Olivia Colman foi a vencedora surpresa do Óscar de Melhor Atriz Principal, passando à frente d’as favoritas’ Lady Gaga e Glenn Close. Mas não é difícil perceber porquê. A humanidade que Colman traz a uma personagem tão débil e repelente é inebriante, onde os laivos de comédia negra em relação ao seu estado atual muitas vezes são sobrepostos por uma vida de tragédia digna da Grécia Antiga. Também nomeadas estavam Rachel Weisz, que já tinha trabalhado com Lanthimos em A Lagosta, e Emma Stone, nos papéis de Sarah e Abigail para Melhor Atriz Secundária, mas não nos iludamos, todas as três atrizes dividem irmamente o protagonismo do filme: Stone encontra aqui claramente o seu melhor papel depois de Birdman enquanto a vilã sem escrúpulos que adoramos odiar e Weisz é grandíloqua na forma como detém um poder silencioso mas implacável. Atrevo-me a dizer que o Óscar devia ter sido dado em ex-aequo às três atrizes mas a Academia jamais o permitiria.

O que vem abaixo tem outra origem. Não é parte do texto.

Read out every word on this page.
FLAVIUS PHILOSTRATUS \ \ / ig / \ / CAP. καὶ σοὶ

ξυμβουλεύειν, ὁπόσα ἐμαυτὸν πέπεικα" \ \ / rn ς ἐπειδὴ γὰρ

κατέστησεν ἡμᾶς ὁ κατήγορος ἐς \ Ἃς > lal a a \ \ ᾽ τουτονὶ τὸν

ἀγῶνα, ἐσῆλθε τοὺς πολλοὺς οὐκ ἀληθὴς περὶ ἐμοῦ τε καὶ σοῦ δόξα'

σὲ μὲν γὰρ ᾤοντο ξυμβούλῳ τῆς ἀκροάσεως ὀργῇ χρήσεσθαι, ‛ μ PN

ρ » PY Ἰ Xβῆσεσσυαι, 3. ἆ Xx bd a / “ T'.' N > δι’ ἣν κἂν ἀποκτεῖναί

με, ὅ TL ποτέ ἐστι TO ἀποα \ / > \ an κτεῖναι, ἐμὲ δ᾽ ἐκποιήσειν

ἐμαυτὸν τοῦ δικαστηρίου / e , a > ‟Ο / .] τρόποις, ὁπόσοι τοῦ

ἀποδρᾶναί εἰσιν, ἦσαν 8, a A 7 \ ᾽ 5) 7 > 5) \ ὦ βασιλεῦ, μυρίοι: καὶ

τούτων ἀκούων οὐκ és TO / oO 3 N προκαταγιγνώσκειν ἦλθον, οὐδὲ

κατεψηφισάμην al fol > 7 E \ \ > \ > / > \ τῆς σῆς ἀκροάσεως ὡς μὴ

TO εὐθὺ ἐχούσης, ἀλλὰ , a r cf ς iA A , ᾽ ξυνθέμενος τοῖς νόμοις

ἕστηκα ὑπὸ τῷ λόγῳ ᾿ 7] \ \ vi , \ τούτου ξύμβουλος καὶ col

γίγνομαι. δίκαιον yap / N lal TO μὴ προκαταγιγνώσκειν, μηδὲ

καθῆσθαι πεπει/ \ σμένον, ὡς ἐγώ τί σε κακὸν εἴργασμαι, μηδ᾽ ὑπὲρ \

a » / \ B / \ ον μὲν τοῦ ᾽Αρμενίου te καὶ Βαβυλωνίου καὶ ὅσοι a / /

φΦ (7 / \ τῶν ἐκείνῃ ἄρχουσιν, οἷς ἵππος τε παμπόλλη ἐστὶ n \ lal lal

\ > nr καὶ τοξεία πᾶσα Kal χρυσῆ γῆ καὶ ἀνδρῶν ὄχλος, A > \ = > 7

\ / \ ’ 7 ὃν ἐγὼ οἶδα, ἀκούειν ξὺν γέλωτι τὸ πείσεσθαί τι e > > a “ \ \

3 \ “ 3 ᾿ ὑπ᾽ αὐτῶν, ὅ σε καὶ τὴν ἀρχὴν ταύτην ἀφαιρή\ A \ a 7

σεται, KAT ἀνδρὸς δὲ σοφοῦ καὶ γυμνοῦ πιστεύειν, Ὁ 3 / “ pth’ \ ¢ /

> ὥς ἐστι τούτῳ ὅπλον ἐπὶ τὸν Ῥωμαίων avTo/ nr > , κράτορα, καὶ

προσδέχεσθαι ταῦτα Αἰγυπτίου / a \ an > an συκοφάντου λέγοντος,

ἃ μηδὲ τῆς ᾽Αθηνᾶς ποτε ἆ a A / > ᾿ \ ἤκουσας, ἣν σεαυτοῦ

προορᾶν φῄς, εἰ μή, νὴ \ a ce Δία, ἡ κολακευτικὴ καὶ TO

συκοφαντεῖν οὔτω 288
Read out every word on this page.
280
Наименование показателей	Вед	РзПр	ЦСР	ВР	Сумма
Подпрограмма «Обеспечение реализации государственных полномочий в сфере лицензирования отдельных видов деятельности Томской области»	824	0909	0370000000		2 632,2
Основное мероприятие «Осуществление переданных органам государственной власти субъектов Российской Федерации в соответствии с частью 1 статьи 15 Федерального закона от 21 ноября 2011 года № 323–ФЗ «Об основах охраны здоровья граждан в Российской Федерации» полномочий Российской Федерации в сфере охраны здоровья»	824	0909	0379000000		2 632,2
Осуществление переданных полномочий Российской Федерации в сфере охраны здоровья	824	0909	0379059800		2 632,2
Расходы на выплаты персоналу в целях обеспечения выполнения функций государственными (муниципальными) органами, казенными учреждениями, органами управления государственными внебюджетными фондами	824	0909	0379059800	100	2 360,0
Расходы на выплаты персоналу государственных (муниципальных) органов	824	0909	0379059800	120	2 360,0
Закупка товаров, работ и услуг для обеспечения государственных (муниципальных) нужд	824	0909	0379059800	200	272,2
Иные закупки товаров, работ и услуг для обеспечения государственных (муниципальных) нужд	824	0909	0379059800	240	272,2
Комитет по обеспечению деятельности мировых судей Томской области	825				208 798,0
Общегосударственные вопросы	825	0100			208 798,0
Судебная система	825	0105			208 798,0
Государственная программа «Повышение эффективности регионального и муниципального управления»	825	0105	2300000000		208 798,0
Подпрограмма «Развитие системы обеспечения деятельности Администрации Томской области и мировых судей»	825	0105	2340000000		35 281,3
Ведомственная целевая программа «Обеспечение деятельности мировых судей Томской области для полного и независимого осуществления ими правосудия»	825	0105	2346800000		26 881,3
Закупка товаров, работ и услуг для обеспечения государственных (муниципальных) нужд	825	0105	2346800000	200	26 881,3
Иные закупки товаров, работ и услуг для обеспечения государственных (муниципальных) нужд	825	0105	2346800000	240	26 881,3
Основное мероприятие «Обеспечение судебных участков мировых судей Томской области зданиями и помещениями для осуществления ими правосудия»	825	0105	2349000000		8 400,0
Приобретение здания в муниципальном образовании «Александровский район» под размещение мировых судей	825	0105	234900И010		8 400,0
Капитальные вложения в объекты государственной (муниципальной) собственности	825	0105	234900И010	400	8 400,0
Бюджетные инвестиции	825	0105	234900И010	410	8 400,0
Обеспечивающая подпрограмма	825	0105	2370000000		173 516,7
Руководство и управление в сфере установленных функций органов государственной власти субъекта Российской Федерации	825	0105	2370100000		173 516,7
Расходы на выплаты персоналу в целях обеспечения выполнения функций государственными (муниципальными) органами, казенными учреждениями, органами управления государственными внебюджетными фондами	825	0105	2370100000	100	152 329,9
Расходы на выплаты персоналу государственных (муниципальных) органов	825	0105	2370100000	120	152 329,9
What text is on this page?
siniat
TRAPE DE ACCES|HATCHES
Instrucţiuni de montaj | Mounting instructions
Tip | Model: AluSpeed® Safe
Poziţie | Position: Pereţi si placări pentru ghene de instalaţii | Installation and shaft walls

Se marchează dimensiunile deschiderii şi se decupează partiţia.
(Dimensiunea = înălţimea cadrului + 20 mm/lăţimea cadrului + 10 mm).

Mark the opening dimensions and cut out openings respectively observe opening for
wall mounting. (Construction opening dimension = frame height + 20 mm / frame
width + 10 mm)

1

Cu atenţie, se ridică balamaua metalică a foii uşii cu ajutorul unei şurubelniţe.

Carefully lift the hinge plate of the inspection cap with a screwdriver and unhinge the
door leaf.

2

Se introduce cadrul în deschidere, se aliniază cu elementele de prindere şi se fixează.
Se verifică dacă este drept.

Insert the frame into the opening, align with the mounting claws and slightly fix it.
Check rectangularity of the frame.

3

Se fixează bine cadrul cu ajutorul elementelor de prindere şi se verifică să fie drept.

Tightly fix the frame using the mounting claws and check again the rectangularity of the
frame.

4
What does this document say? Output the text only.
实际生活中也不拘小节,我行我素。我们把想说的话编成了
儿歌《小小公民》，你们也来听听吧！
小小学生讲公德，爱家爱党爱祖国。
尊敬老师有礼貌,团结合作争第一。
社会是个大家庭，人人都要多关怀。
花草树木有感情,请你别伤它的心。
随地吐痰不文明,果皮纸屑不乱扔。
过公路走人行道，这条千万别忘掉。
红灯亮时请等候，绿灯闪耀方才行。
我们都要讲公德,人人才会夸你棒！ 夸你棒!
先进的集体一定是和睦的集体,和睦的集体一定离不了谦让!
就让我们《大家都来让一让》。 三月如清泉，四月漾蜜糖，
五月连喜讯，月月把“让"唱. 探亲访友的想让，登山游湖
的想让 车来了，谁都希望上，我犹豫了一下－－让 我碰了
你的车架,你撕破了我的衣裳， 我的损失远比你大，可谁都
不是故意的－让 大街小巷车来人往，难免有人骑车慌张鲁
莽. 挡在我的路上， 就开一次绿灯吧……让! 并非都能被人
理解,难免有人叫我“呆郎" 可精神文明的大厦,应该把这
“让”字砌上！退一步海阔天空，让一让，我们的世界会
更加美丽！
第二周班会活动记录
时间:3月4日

É um filme imperdível e que não terá rival dentro deste género cinematográfico, uma espécie de novo Barry Lyndon. O realizador mais subversivo do cinema atual, um trio de atrizes inesquecível e uma história de amor gargantuana a três que decerto não deixará ninguém indiferente. Nem que seja pela forma como mistura um ataque de gosta e um orgasmo clitoriano. E coelhos. E tudo o resto.